The Paranoid Guide to Running Copilot CLI in a Secure Docker Sandbox (gordonbeeming.com)

🤖 AI Summary
Gordon Beeming released "copilot_here," a lightweight Docker-based sandbox for running GitHub Copilot CLI so you can use its powerful command-execution features (including --allow-all-tools) without giving the agent unconstrained access to your machine. The project wraps Copilot CLI in a container that maps your current project into /work, enforces file-scope isolation (your home directory, SSH keys and other projects remain inaccessible), and preserves seamless gh login authentication. It provides two UX modes—Safe (prompts before executing) and YOLO (auto-approve)—so you can trade convenience for caution, plus built-in checks that warn about overly privileged GitHub tokens.
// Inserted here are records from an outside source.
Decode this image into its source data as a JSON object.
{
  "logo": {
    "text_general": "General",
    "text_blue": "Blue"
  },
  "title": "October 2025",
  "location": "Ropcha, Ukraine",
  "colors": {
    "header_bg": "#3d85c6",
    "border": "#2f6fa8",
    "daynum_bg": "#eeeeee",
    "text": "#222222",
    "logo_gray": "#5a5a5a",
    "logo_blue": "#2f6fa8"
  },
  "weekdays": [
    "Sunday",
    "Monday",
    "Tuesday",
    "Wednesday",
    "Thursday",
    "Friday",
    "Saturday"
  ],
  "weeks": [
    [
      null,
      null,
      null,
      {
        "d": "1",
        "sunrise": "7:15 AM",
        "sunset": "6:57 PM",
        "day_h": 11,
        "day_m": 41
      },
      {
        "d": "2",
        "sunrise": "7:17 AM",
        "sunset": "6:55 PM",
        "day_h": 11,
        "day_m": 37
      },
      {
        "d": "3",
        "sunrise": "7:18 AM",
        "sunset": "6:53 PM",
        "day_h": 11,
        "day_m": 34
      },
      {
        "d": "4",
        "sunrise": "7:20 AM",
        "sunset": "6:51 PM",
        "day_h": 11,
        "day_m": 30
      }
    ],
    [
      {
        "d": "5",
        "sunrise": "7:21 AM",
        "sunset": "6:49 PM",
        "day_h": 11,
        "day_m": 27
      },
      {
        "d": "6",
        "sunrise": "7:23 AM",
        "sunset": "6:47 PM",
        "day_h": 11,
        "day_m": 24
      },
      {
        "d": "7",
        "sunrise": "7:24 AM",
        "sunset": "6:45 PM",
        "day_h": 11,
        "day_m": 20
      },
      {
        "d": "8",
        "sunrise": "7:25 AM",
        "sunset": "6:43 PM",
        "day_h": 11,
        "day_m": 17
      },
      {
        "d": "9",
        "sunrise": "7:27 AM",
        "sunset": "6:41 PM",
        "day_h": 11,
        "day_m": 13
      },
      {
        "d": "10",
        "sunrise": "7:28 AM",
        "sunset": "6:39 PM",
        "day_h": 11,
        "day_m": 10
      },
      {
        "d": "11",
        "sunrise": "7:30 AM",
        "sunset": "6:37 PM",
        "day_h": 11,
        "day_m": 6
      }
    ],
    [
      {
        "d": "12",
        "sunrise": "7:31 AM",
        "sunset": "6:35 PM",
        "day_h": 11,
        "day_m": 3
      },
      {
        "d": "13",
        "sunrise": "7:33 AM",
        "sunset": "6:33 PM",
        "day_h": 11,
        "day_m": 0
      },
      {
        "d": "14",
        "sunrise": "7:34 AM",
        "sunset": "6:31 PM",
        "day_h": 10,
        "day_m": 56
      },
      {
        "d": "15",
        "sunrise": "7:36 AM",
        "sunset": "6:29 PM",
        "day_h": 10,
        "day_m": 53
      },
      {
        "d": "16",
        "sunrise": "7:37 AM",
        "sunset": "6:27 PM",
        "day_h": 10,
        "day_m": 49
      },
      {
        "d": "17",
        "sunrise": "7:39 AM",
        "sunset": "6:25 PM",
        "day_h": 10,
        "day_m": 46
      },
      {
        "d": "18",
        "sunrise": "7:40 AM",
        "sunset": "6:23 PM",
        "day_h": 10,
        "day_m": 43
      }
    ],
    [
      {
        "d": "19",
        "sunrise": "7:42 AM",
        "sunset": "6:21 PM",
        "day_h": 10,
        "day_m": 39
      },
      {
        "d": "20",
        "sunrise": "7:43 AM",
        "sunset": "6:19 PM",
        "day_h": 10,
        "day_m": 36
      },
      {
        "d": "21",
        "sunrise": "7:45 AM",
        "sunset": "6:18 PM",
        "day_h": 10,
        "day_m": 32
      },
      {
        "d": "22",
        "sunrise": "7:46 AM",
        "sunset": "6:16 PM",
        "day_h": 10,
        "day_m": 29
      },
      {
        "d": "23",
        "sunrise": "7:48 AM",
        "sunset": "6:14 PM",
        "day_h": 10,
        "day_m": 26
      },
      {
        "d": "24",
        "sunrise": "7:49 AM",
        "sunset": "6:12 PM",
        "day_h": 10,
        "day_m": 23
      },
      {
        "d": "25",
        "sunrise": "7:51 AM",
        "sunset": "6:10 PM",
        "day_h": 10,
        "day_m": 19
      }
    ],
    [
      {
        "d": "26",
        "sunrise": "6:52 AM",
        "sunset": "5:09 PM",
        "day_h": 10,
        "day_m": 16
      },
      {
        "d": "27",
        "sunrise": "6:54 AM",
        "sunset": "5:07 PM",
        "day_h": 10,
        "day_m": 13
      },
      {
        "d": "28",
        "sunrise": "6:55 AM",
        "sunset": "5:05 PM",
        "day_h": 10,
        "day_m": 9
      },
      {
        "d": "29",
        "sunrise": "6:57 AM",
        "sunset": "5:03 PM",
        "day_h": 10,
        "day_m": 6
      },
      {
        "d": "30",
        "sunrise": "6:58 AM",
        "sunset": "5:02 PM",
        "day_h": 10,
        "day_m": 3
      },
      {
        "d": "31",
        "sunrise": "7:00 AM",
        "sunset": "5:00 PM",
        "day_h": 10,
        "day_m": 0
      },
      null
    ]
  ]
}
Technically, the repo contains a Dockerfile and entrypoint script that handle permissions and environment setup; the base image ships Node.js 20, Git and common tooling. Image variants include dotnet (adds .NET 8/9 SDKs and ASP.NET runtimes) and dotnet-playwright (adds Playwright 1.56.0 and Chromium, ~500–600MB extra) selectable with simple flags (-d, -dp). Containers share the host network (not isolated by firewall), so local network access remains possible. Extras: automatic image cleanup (skips with --no-cleanup), optional no-pull (--no-pull), installer/update scripts, and cross-platform shell functions. The approach lowers the “blast radius” of dangerous commands while keeping Copilot CLI practical and portable for everyday dev workflows.